だってさっき見回した時は、誰もいなかったんだぞ。
「はい?」
振り向くと──空中で方向転換って意外とむずい──後光が差してるきれいな女性が、俺と同じように空に浮いていた。
「こちらの手違いであなたは死んでしまったので、お詫びとして特別な力を与えて、他の世界に転生させてあげましょう」
「うん?テンセイ?」
転生って魔界転生とかなんかそういうやつ?あれはテンセイじゃなくテンショウか。
「阿部陽一としてのあなたは、もう死にました。新しい世界で新しい人生を歩むチャンスを与えます」
俺の反応が薄かったせいか、白っぽい銀髪を揺らめかせてその女性が繰り返した。
「死んだ後に行くってことは、天国ですか?」
「いいえ、別の世界ですよ。根本的な法則は同じだけれど、魔法があり科学はあまり進んでいない世界です。そこであなたは特別な力を持ち、全く違う存在としてやり直せるのです」
「…?申し訳ないのですが、あなたの言っていることが理解できません。

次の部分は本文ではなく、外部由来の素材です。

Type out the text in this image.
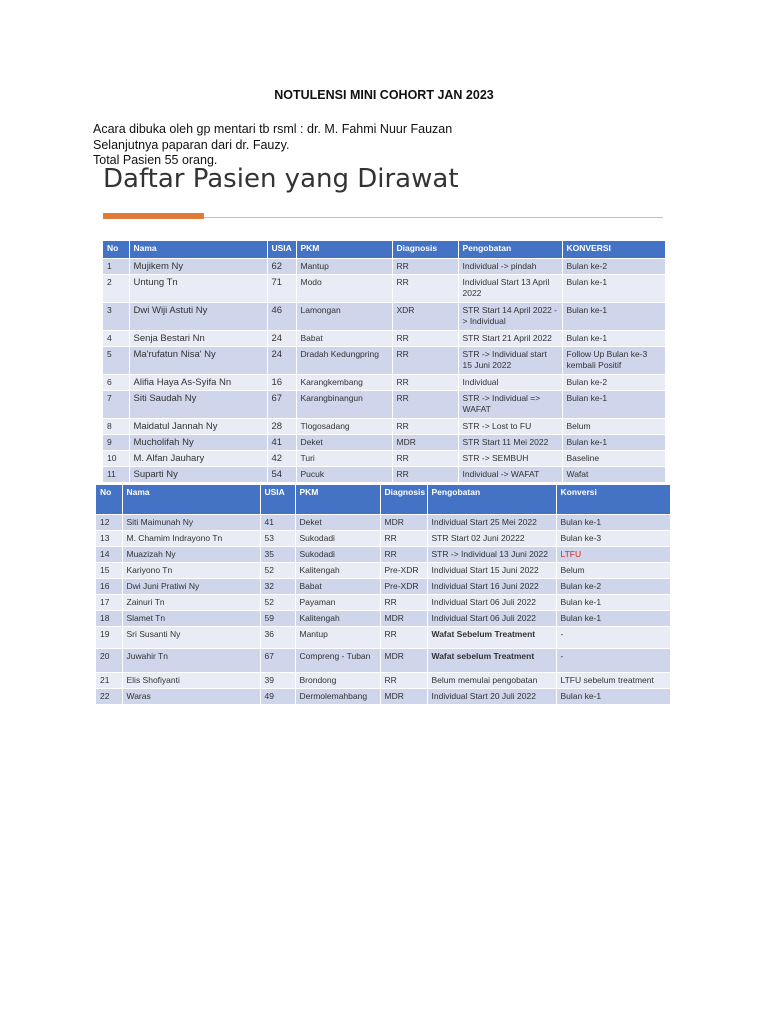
NOTULENSI MINI COHORT JAN 2023
Acara dibuka oleh gp mentari tb rsml : dr. M. Fahmi Nuur Fauzan
Selanjutnya paparan dari dr. Fauzy.
Total Pasien 55 orang.
Daftar Pasien yang Dirawat
No	Nama	USIA	PKM	Diagnosis	Pengobatan	KONVERSI
1	Mujikem Ny	62	Mantup	RR	Individual -> pindah	Bulan ke-2
2	Untung Tn	71	Modo	RR	Individual Start 13 April 2022	Bulan ke-1
3	Dwi Wiji Astuti Ny	46	Lamongan	XDR	STR Start 14 April 2022 -> Individual	Bulan ke-1
4	Senja Bestari Nn	24	Babat	RR	STR Start 21 April 2022	Bulan ke-1
5	Ma'rufatun Nisa' Ny	24	Dradah Kedungpring	RR	STR -> Individual start 15 Juni 2022	Follow Up Bulan ke-3 kembali Positif
6	Alifia Haya As-Syifa Nn	16	Karangkembang	RR	Individual	Bulan ke-2
7	Siti Saudah Ny	67	Karangbinangun	RR	STR -> Individual => WAFAT	Bulan ke-1
8	Maidatul Jannah Ny	28	Tlogosadang	RR	STR -> Lost to FU	Belum
9	Mucholifah Ny	41	Deket	MDR	STR Start 11 Mei 2022	Bulan ke-1
10	M. Alfan Jauhary	42	Turi	RR	STR -> SEMBUH	Baseline
11	Suparti Ny	54	Pucuk	RR	Individual -> WAFAT	Wafat
No	Nama	USIA	PKM	Diagnosis	Pengobatan	Konversi
12	Siti Maimunah Ny	41	Deket	MDR	Individual Start 25 Mei 2022	Bulan ke-1
13	M. Chamim Indrayono Tn	53	Sukodadi	RR	STR Start 02 Juni 20222	Bulan ke-3
14	Muazizah Ny	35	Sukodadi	RR	STR -> Individual 13 Juni 2022	LTFU
15	Kariyono Tn	52	Kalitengah	Pre-XDR	Individual Start 15 Juni 2022	Belum
16	Dwi Juni Pratiwi Ny	32	Babat	Pre-XDR	Individual Start 16 Juni 2022	Bulan ke-2
17	Zainuri Tn	52	Payaman	RR	Individual Start 06 Juli 2022	Bulan ke-1
18	Slamet Tn	59	Kalitengah	MDR	Individual Start 06 Juli 2022	Bulan ke-1
19	Sri Susanti Ny	36	Mantup	RR	Wafat Sebelum Treatment	-
20	Juwahir Tn	67	Compreng - Tuban	MDR	Wafat sebelum Treatment	-
21	Elis Shofiyanti	39	Brondong	RR	Belum memulai pengobatan	LTFU sebelum treatment
22	Waras	49	Dermolemahbang	MDR	Individual Start 20 Juli 2022	Bulan ke-1
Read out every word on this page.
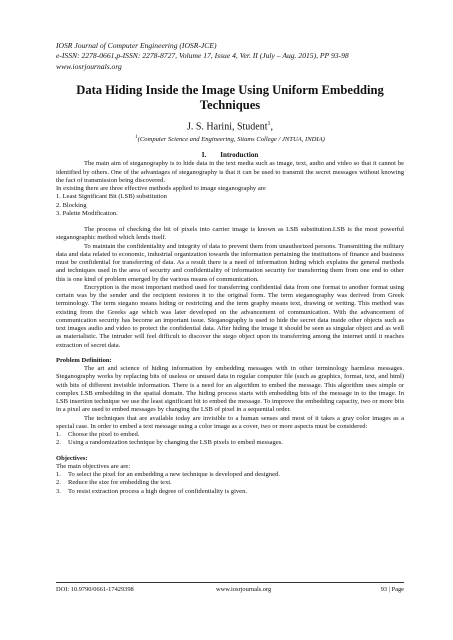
IOSR Journal of Computer Engineering (IOSR-JCE)
e-ISSN: 2278-0661,p-ISSN: 2278-8727, Volume 17, Issue 4, Ver. II (July – Aug. 2015), PP 93-98
www.iosrjournals.org
Data Hiding Inside the Image Using Uniform Embedding Techniques
J. S. Harini, Student$^1$,
$^1$(Computer Science and Engineering, Sitams College / JNTUA, INDIA)
I. Introduction

The main aim of steganography is to hide data in the text media such as image, text, audio and video so that it cannot be identified by others. One of the advantages of steganography is that it can be used to transmit the secret messages without knowing the fact of transmission being discovered.

In existing there are three effective methods applied to image steganography are

1. Least Significant Bit (LSB) substitution
2. Blocking
3. Palette Modification.

The process of checking the bit of pixels into carrier image is known as LSB substitution.LSB is the most powerful steganographic method which lends itself.

To maintain the confidentiality and integrity of data to prevent them from unauthorized persons. Transmitting the military data and data related to economic, industrial organization towards the information pertaining the institutions of finance and business must be confidential for transferring of data. As a result there is a need of information hiding which explains the general methods and techniques used in the area of security and confidentiality of information security for transferring them from one end to other this is one kind of problem emerged by the various means of communication.

Encryption is the most important method used for transferring confidential data from one format to another format using certain was by the sender and the recipient restores it to the original form. The term steganography was derived from Greek terminology. The term stegano means hiding or restricting and the term graphy means text, drawing or writing. This method was existing from the Greeks age which was later developed on the advancement of communication. With the advancement of communication security has become an important issue. Steganography is used to hide the secret data inside other objects such as text images audio and video to protect the confidential data. After hiding the image it should be seen as singular object and as well as materialistic. The intruder will feel difficult to discover the stego object upon its transferring among the internet until it reaches extraction of secret data.

Problem Definition:

The art and science of hiding information by embedding messages with in other terminology harmless messages. Steganography works by replacing bits of useless or unused data in regular computer file (such as graphics, format, text, and html) with bits of different invisible information. There is a need for an algorithm to embed the message. This algorithm uses simple or complex LSB embedding in the spatial domain. The hiding process starts with embedding bits of the message in to the image. In LSB insertion technique we use the least significant bit to embed the message. To improve the embedding capacity, two or more bits in a pixel are used to embed messages by changing the LSB of pixel in a sequential order.

The techniques that are available today are invisible to a human senses and most of it takes a gray color images as a special case. In order to embed a text message using a color image as a cover, two or more aspects must be considered:

1.	Choose the pixel to embed.
2.	Using a randomization technique by changing the LSB pixels to embed messages.
Objectives:

The main objectives are are:

1.	To select the pixel for an embedding a new technique is developed and designed.
2.	Reduce the size for embedding the text.
3.	To resist extraction process a high degree of confidentiality is given.
DOI: 10.9790/0661-17429398	www.iosrjournals.org	93 | Page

特別な力?その力でなんかやれってことですか?」
「飽くまでこちらの不手際のお詫びなので、自由に生きて構いません」
「いや、普通に死んだら行く場所でいいですよ。あんま良いことした覚えもないけど、地獄に落とされるほどの罪を犯した覚えもないので、多分天国だと思いますが」
理解出来ない契約は結ばない。
社会人としての鉄則だ。
転生だの魔法だの、何一つ理解出来ない。
「…あなたのいた世界での信仰上の"天国や地獄"は、存在しません。本来なら死後は無になるのです。ですが、あなたはこちらのミスで命を失ったのでお詫びに別の世界での…」
「あの、すみません。あなたはどちら様ですか?」
似たようなこと繰り返されるばかりなので、遮るように質問してしまった。
「この世界を統べる女神です」
うわあ。自分で女神とか言っちゃうやばい人だ。美人だけど頭が残念な人なんだろうか。
…でも、この場所自体リアリティがないんだから、女神サマがいてもおかしくないか。
感覚的に夢じゃないとは思うけど、五感だって神経が脳に送ってるだけのただのシグナルだ。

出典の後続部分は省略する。